Am 24. Februar 2023 nahmen die Behörden 31 Aktivist*innen der oppositionellen Partei Le Parti des peuples africains – Côte d’Ivoire (PPA-CI) willkürlich fest, nachdem sie den Generalsekretär ihrer Partei zu einer Vorladung vor Gericht begleitet hatten. Dieser wurde beschuldigt, an dem Angriff auf eine Militärkaserne 2021 in der Metropole Abidjan beteiligt gewesen sein. Am 9. März wurden 26 von ihnen wegen "Störung der öffentlichen Ordnung" zu zwei Jahren Gefängnis verurteilt, am 22. März jedoch wieder freigelassen, nachdem ihre Strafen im Berufungsverfahren zur Bewährung ausgesetzt worden waren. 

Am 25. Februar 2023 wurden vier Männer festgenommen, weil sie auf einer Versammlung der PPA-CI in Yopougon, einem Vorort von Abidjan, die russische Fahne geschwenkt hatten. Sie wurden im Strafvollzugszentrum von Abidjan inhaftiert und am 22. März ohne Anklage freigelassen.

Rechtswidrige Zwangsräumungen

Im März 2023 erklärte ein erstinstanzliches Gericht in Abidjan die Vertreibung von Hunderten Familien aus den Distrikten Houphouet Boigny 1 und 2 der Gemeinde Koumassi in Abidjan für rechtswidrig. Die rechtswidrigen Zwangsräumungen waren 2021 im Rahmen von Hochwasserschutzmaßnahmen durch die Stadtverwaltung von Koumassi angeordnet worden. 

Die Stadtverwaltung von Yopougon setzte sich über das Urteil eines erstinstanzlichen Gerichts vom Juli 2023 hinweg, das die Vertreibung von 178 Familien aus dem Gebiet Banco Nord Extension 2 für rechtswidrig erklärt hatte. Im September 2023 setzten die Behörden die Zwangsräumungen und den Abriss von Häusern in diesem Gebiet fort.

Recht auf Gesundheit

Im Oktober 2023 gab der Minister für Beschäftigung und Sozialschutz bekannt, dass 7,2 Mio. Menschen in die 2022 eingeführte allgemeine Krankenversicherung aufgenommen worden waren. Damit sollte der Zugang zu einer hochwertigen Gesundheitsversorgung verbessert werden.

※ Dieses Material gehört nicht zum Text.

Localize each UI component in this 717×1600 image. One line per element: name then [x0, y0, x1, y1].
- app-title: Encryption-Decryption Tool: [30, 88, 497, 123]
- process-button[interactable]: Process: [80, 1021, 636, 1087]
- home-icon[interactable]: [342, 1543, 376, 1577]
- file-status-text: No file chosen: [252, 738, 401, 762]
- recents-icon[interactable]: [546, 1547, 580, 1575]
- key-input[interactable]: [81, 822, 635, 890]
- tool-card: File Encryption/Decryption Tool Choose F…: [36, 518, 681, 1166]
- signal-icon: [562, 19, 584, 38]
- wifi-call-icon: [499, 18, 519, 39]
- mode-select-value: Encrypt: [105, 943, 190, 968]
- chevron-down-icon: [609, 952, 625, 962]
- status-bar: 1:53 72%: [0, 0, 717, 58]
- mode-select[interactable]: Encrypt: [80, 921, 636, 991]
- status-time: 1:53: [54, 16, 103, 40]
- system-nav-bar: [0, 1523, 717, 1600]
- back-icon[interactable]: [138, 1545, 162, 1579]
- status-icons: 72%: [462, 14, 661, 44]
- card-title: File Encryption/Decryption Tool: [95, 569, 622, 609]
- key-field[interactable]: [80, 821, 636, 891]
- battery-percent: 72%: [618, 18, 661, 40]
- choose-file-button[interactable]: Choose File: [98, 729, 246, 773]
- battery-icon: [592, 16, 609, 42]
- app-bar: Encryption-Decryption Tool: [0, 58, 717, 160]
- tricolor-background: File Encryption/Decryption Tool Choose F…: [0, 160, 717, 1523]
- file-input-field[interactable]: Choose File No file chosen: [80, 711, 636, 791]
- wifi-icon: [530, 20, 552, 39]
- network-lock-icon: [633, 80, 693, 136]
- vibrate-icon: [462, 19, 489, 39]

Medienberichten zufolge gab es jedoch nach wie vor Bedenken hinsichtlich der geringen Anzahl von Arzneimitteln, die im Rahmen des Programms erstattungsfähig waren, sowie der begrenzten Anzahl von Gesundheitszentren, die Zahlungen im Rahmen der allgemeinen Krankenversicherung akzeptierten.

Recht auf Nahrung

Nach einem im Dezember 2023 veröffentlichten Bericht des Nationalen Statistikinstituts lag die jährliche Inflationsrate bei 4,4 Prozent. Um die Kaufkraft der Bevölkerung zu sichern, setzten die Behörden im September die Ausfuhr von Reis und Zucker bis zum Ende des Jahres aus, um den Kostenanstieg für diese Produkte einzudämmen und eine stabile Versorgung des Binnenmarktes zu gewährleisten.

Recht auf eine gesunde Umwelt

Im Jahr 2023 begann die zweite Phase des forstwirtschaftlichen Projekts Forestry Investment Project, das von der Weltbank mit 148 Mio. US-Dollar (etwa 136 Mio. Euro) unterstützt wird. Der Regierung zufolge dient das Projekt dem Erhalt und der Vergrößerung des Waldbestandes und der Verbesserung der Lebensbedingungen der in den entsprechenden Waldgebieten lebenden Gemeinschaften. Laut einer im Mai 2023 in der Online-Zeitschrift Nature Food veröffentlichten Studie "ist der Kakaoanbau in Côte d’Ivoire für mehr als 37 Prozent des Waldverlustes in geschützten Gebieten verantwortlich". In der Studie wurde die Notwendigkeit einer faireren Preisgestaltung und der Unterstützung für verbesserte Anbaumethoden hervorgehoben. 

Kinderrechte

Zum Abschluss seines Besuchs in Côte d’Ivoire erklärte der UN-Sonderberichterstatter für moderne Formen der Sklaverei, er sei während seines Besuchs darüber informiert worden, dass es "in verschiedenen Wirtschaftssektoren, darunter Landwirtschaft, Hausarbeit, Straßenverkauf und traditioneller Goldabbau, nach wie vor Kinderarbeit gibt". Er äußerte sich auch besorgt "über das Schicksal von Mädchen, die zum Zweck der sexuellen Ausbeutung aus anderen Ländern der Region nach Côte d'Ivoire verschleppt oder die zur Frühverheiratung gezwungen wurden".